Designed for scale and automation
One of the strongest practical advantages is manufacturability. Because the chip is made from injection-molded plastic, it can be produced in high volume at low unit cost, a major benefit for large validation studies or multicenter clinical trials where consistency and supply matter.
After molding, the chip undergoes UV/O3 activation and cover plate bonding before use. In plain terms, those steps prepare the surface and seal the device, turning a mass-producible plastic part into a functional extraction tool for biological samples.
A robotic workflow for liquid biopsy samples
The extraction chips are paired with a liquid-handling robot built specifically for isolating liquid biopsy markers. The robot uses a pair of pipette tips to push and pull samples through the microfluidic channels, automating a process that would otherwise require more manual handling.
The raw material notes that the robot can process multiple chips simultaneously, with references to eight chips at once and 16 samples in one automated run. Either way, the core idea is clear: the platform is meant for parallel processing, which improves throughput and reduces operator-to-operator variability.
Beyond DNA: a broader liquid biopsy platform
The same robotic infrastructure is described as supporting chips tailored to different targets, including biological cells, extracellular vesicles, and cell-free molecules. Extracellular vesicles, or EVs, are tiny membrane-bound particles released by cells that can carry proteins and nucleic acids, making them another promising source of disease information.
That broader design matters because liquid biopsy is not a single test but a family of approaches. A shared hardware system that can switch between rare cells, EVs, and cfDNA could make a research core more flexible and lower the barrier for investigators exploring new biomarker combinations.
Why This Matters
Most breakthroughs in precision medicine do not depend on one spectacular machine; they depend on reliable, affordable tools that make good data easier to obtain. Sample extraction may sound mundane, but it is one of the most important steps in any workflow that tries to detect rare biomarkers in blood or other fluids.

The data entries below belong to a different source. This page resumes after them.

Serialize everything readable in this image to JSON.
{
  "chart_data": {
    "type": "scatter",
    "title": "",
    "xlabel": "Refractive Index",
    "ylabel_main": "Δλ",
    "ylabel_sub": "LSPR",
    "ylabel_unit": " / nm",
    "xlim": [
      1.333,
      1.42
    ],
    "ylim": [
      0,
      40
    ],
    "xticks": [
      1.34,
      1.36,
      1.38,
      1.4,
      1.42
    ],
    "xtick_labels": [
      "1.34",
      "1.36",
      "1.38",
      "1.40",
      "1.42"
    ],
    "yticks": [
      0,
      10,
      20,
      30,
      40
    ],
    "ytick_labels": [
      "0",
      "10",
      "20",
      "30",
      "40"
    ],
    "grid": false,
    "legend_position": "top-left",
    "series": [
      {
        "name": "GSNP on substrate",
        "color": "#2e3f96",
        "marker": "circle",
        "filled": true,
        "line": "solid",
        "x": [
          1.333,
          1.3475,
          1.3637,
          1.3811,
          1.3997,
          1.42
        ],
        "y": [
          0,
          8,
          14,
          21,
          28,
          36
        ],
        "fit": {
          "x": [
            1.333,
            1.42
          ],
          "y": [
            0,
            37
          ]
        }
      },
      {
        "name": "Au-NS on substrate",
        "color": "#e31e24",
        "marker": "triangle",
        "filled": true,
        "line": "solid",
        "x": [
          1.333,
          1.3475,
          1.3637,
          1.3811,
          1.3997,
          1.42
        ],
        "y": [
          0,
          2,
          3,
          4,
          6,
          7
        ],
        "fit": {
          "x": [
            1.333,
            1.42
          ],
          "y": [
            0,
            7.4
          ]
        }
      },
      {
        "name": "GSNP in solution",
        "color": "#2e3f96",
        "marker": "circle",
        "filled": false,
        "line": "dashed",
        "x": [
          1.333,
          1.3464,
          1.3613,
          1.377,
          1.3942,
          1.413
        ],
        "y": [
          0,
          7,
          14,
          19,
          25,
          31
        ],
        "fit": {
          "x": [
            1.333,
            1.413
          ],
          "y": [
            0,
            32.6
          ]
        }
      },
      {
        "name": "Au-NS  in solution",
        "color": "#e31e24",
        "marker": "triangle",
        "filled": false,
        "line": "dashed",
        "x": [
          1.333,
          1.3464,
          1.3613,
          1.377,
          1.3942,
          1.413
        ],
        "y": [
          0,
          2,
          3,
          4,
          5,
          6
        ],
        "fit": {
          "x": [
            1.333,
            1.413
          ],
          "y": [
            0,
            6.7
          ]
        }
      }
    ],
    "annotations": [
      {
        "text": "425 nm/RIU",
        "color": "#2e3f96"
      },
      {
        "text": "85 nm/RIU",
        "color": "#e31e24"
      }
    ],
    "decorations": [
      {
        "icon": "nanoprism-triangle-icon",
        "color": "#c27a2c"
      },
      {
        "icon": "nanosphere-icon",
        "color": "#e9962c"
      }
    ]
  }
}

If this chip delivers high recovery, low cost, and easy automation in real-world studies, it could help more labs run liquid biopsy projects without relying on expensive consumables or labor-intensive protocols. That would be valuable for academic groups, clinical trial teams, and potentially companies developing diagnostics that need reproducible sample preparation at scale.
What comes next
The platform is already positioned as a service for internal and external users, including academic and private-sector clients, which suggests it is moving beyond proof-of-concept toward routine use. The next important test will be how consistently it performs across diverse clinical samples and whether its extraction gains translate into better downstream detection of disease markers.
Still, the concept is compelling: a simple plastic chip, manufactured cheaply, tuned with straightforward chemistry, and run on an automated robot to isolate some of the most valuable molecules in modern diagnostics. In a field where scalability often determines whether a clever invention becomes a real tool, that combination could make this microfluidic system especially useful.